9 May 2016
It’s Monday on board the R/V Roger Revelle, and I am impressed that I am even aware of the day of the week. The days have begun to bleed into each other, but Monday is one of the few exceptions. Granted I wasn’t the biggest fan of Mondays to begin with, just indifferent. However, on the ship Monday may easily be my least favorite day of the week, because it is the day that is furthest from the next Sunday, which is steak-dinner day.
The picture to the right shows some of the food that is prepared for us during lunch. Now imagine one of those trays filled with freshly grilled steak... Credit for the photo goes to James Holmes.
Long story short, the meals that the stewards prepare for us in the galley are excellent. They are also all-you-can-eat, although care must be taken when doing so because we have a distinctly limited supply. Wasting food is probably one of the worst things you can do on the ship, so I try to adhere to three principles with regards to my meals:
1) Eat everything you take.
2) Take only what you think you can eat.
3) Never directly touch any food.
The first two principles are perhaps self-explanatory. The third is because we want to be very cleanly since a bug could spread like wildfire among the crew. There are always tongs or a scoop available to take food with. We are encouraged to use them, lest the entire tray, easily enough to feed ~20 people, be thrown out.
Also, dinner on Sunday is steak. Boy howdy do I love Sundays.
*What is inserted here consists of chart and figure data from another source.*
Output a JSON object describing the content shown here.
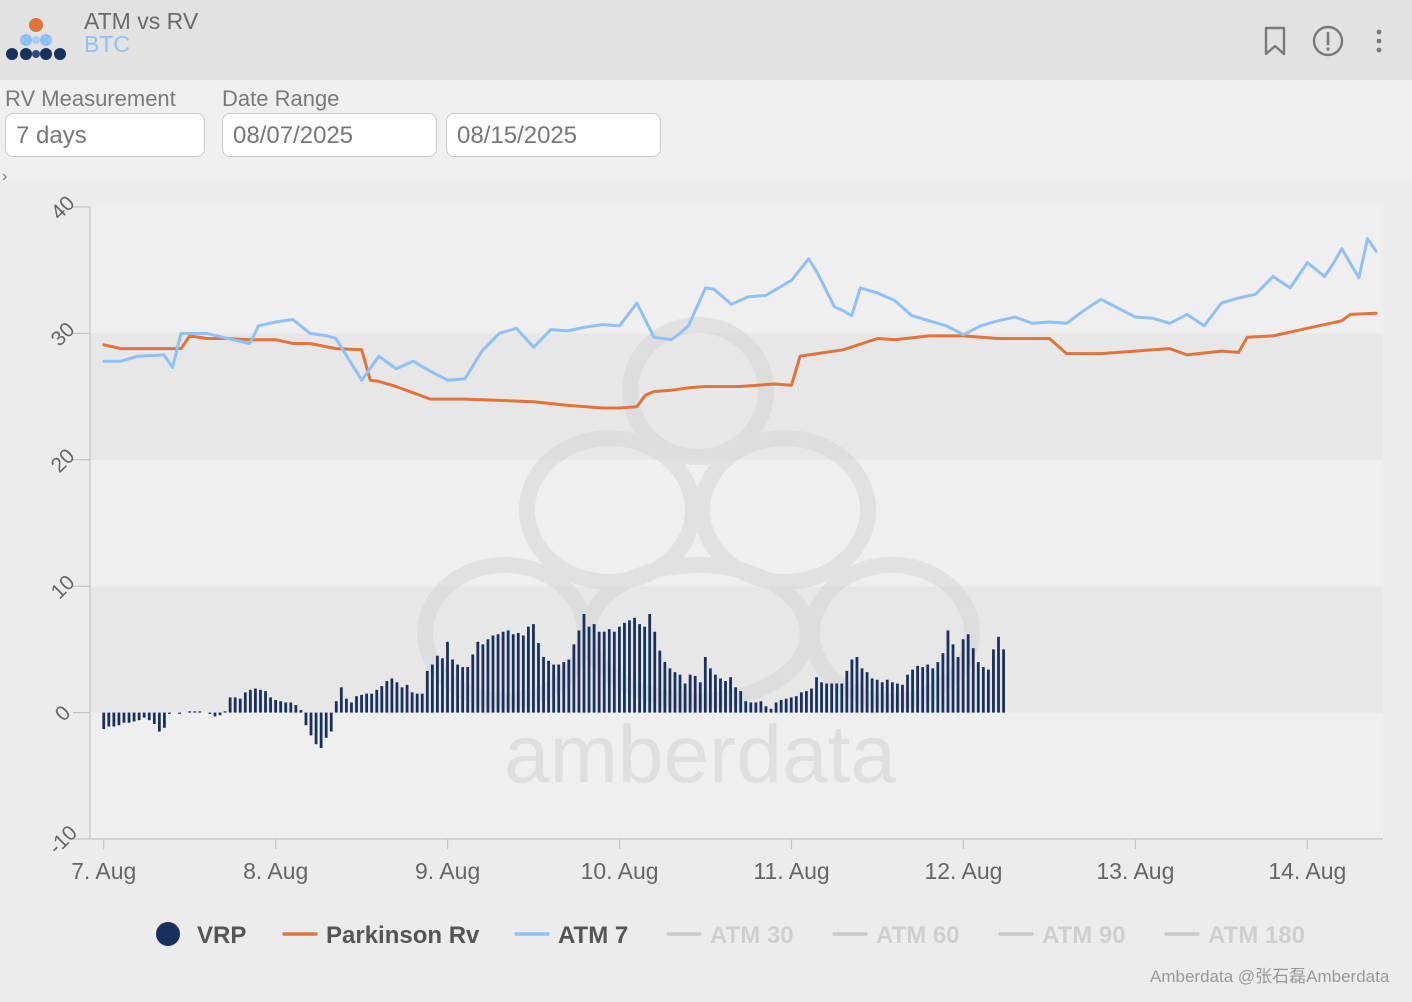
{
  "header": {
    "title": "ATM vs RV",
    "subtitle": "BTC",
    "icons": [
      "bookmark-icon",
      "info-icon",
      "more-vert-icon"
    ]
  },
  "filters": {
    "rv_label": "RV Measurement",
    "rv_value": "7 days",
    "date_label": "Date Range",
    "date_start": "08/07/2025",
    "date_end": "08/15/2025"
  },
  "watermark_text": "amberdata",
  "footer_text": "Amberdata  @张石磊Amberdata",
  "chart_data": {
    "type": "line+bar",
    "title": "",
    "xlabel": "",
    "ylabel": "",
    "ylim": [
      -10,
      40
    ],
    "y_ticks": [
      "40",
      "30",
      "20",
      "10",
      "0",
      "-10"
    ],
    "x_ticks": [
      "7. Aug",
      "8. Aug",
      "9. Aug",
      "10. Aug",
      "11. Aug",
      "12. Aug",
      "13. Aug",
      "14. Aug"
    ],
    "xlim_days": [
      6.92,
      14.44
    ],
    "legend": [
      {
        "name": "VRP",
        "color": "#17305e",
        "marker": "dot",
        "active": true
      },
      {
        "name": "Parkinson Rv",
        "color": "#e2733a",
        "marker": "line",
        "active": true
      },
      {
        "name": "ATM 7",
        "color": "#8fc1f4",
        "marker": "line",
        "active": true
      },
      {
        "name": "ATM 30",
        "color": "#c8c8c8",
        "marker": "line",
        "active": false
      },
      {
        "name": "ATM 60",
        "color": "#c8c8c8",
        "marker": "line",
        "active": false
      },
      {
        "name": "ATM 90",
        "color": "#c8c8c8",
        "marker": "line",
        "active": false
      },
      {
        "name": "ATM 180",
        "color": "#c8c8c8",
        "marker": "line",
        "active": false
      }
    ],
    "series": [
      {
        "name": "Parkinson Rv",
        "type": "line",
        "color": "#e2733a",
        "x": [
          7.0,
          7.1,
          7.3,
          7.45,
          7.5,
          7.6,
          7.72,
          7.85,
          8.0,
          8.1,
          8.2,
          8.35,
          8.5,
          8.55,
          8.6,
          8.7,
          8.8,
          8.9,
          9.0,
          9.1,
          9.3,
          9.5,
          9.7,
          9.9,
          10.0,
          10.1,
          10.15,
          10.2,
          10.3,
          10.4,
          10.5,
          10.7,
          10.9,
          11.0,
          11.05,
          11.1,
          11.3,
          11.5,
          11.6,
          11.8,
          12.0,
          12.2,
          12.5,
          12.6,
          12.8,
          13.0,
          13.2,
          13.3,
          13.5,
          13.6,
          13.65,
          13.8,
          14.0,
          14.2,
          14.25,
          14.4
        ],
        "y": [
          29.1,
          28.8,
          28.8,
          28.8,
          29.8,
          29.6,
          29.6,
          29.5,
          29.5,
          29.2,
          29.2,
          28.8,
          28.7,
          26.3,
          26.2,
          25.8,
          25.3,
          24.8,
          24.8,
          24.8,
          24.7,
          24.6,
          24.3,
          24.1,
          24.1,
          24.2,
          25.1,
          25.4,
          25.5,
          25.7,
          25.8,
          25.8,
          26.0,
          25.9,
          28.2,
          28.3,
          28.7,
          29.6,
          29.5,
          29.8,
          29.8,
          29.6,
          29.6,
          28.4,
          28.4,
          28.6,
          28.8,
          28.3,
          28.6,
          28.5,
          29.7,
          29.8,
          30.4,
          31.0,
          31.5,
          31.6
        ]
      },
      {
        "name": "ATM 7",
        "type": "line",
        "color": "#8fc1f4",
        "x": [
          7.0,
          7.1,
          7.2,
          7.35,
          7.4,
          7.45,
          7.5,
          7.6,
          7.75,
          7.85,
          7.9,
          8.0,
          8.1,
          8.2,
          8.3,
          8.35,
          8.5,
          8.6,
          8.7,
          8.8,
          8.9,
          9.0,
          9.1,
          9.2,
          9.3,
          9.4,
          9.5,
          9.6,
          9.7,
          9.8,
          9.9,
          10.0,
          10.1,
          10.2,
          10.3,
          10.35,
          10.4,
          10.5,
          10.55,
          10.65,
          10.75,
          10.85,
          11.0,
          11.1,
          11.15,
          11.25,
          11.3,
          11.35,
          11.4,
          11.5,
          11.6,
          11.7,
          11.8,
          11.9,
          12.0,
          12.1,
          12.2,
          12.3,
          12.4,
          12.5,
          12.6,
          12.7,
          12.8,
          13.0,
          13.1,
          13.2,
          13.3,
          13.4,
          13.5,
          13.6,
          13.7,
          13.8,
          13.9,
          14.0,
          14.1,
          14.15,
          14.2,
          14.3,
          14.35,
          14.4
        ],
        "y": [
          27.8,
          27.8,
          28.2,
          28.3,
          27.3,
          30.0,
          30.0,
          30.0,
          29.5,
          29.2,
          30.6,
          30.9,
          31.1,
          30.0,
          29.8,
          29.6,
          26.3,
          28.2,
          27.2,
          27.8,
          27.0,
          26.3,
          26.4,
          28.6,
          30.0,
          30.4,
          28.9,
          30.3,
          30.2,
          30.5,
          30.7,
          30.6,
          32.4,
          29.7,
          29.5,
          30.0,
          30.6,
          33.6,
          33.5,
          32.3,
          32.9,
          33.0,
          34.2,
          35.9,
          34.8,
          32.1,
          31.8,
          31.4,
          33.6,
          33.2,
          32.6,
          31.4,
          31.0,
          30.6,
          29.9,
          30.6,
          31.0,
          31.3,
          30.8,
          30.9,
          30.8,
          31.8,
          32.7,
          31.3,
          31.2,
          30.8,
          31.5,
          30.6,
          32.4,
          32.8,
          33.1,
          34.5,
          33.6,
          35.6,
          34.5,
          35.5,
          36.7,
          34.4,
          37.5,
          36.5
        ]
      },
      {
        "name": "VRP",
        "type": "bar",
        "color": "#17305e",
        "x_start": 7.0,
        "x_step": 0.0294,
        "values": [
          -1.3,
          -1.1,
          -1.1,
          -1.0,
          -0.8,
          -0.8,
          -0.7,
          -0.6,
          -0.4,
          -0.6,
          -0.9,
          -1.5,
          -1.2,
          -0.1,
          0,
          -0.1,
          0,
          0.1,
          0.1,
          0.1,
          0,
          -0.1,
          -0.3,
          -0.2,
          0.1,
          1.2,
          1.2,
          1.1,
          1.6,
          1.8,
          1.9,
          1.8,
          1.7,
          1.2,
          1.0,
          0.9,
          0.8,
          0.8,
          0.6,
          0.2,
          -1.0,
          -1.8,
          -2.5,
          -2.8,
          -2.0,
          -1.5,
          0.9,
          2.0,
          1.1,
          0.8,
          1.3,
          1.4,
          1.5,
          1.5,
          1.8,
          2.1,
          2.5,
          2.7,
          2.4,
          2.0,
          2.2,
          1.6,
          1.5,
          1.5,
          3.3,
          3.8,
          4.5,
          4.3,
          5.6,
          4.2,
          3.8,
          3.6,
          3.6,
          4.6,
          5.6,
          5.4,
          5.8,
          6.1,
          6.2,
          6.4,
          6.5,
          6.2,
          6.3,
          6.1,
          6.8,
          7.0,
          5.5,
          4.4,
          4.1,
          3.8,
          3.8,
          4.0,
          4.2,
          5.4,
          6.5,
          7.8,
          6.8,
          7.0,
          6.4,
          6.4,
          6.6,
          6.4,
          6.8,
          7.1,
          7.3,
          7.5,
          7.0,
          6.8,
          7.8,
          6.4,
          4.9,
          4.0,
          3.5,
          3.2,
          3.0,
          2.3,
          3.0,
          2.9,
          2.4,
          4.4,
          3.5,
          3.0,
          2.7,
          2.5,
          2.8,
          2.0,
          1.7,
          0.9,
          0.8,
          0.8,
          0.9,
          0.5,
          0.3,
          0.8,
          1.0,
          1.1,
          1.2,
          1.3,
          1.6,
          1.7,
          1.9,
          2.8,
          2.4,
          2.3,
          2.3,
          2.3,
          2.3,
          3.3,
          4.2,
          4.4,
          3.5,
          3.2,
          2.7,
          2.6,
          2.4,
          2.6,
          2.4,
          2.3,
          2.2,
          3.0,
          3.4,
          3.7,
          3.6,
          3.8,
          3.5,
          4.0,
          4.7,
          6.5,
          5.4,
          4.4,
          5.8,
          6.2,
          5.1,
          4.0,
          3.6,
          3.4,
          5.0,
          6.0,
          5.0
        ]
      }
    ]
  }
}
While we’re on the subject of food, let’s talk about drink as well. All American research vessels are dry. No alcohol. No illicit substances. No exceptions. I don’t mind so much, though I know folks who may. On the flip side, between the healthy, delicious meals and the draconian libation policies, going on a research cruise is a great way to detox. You’ll be clean by the end of one of these stints whether you want to be or not!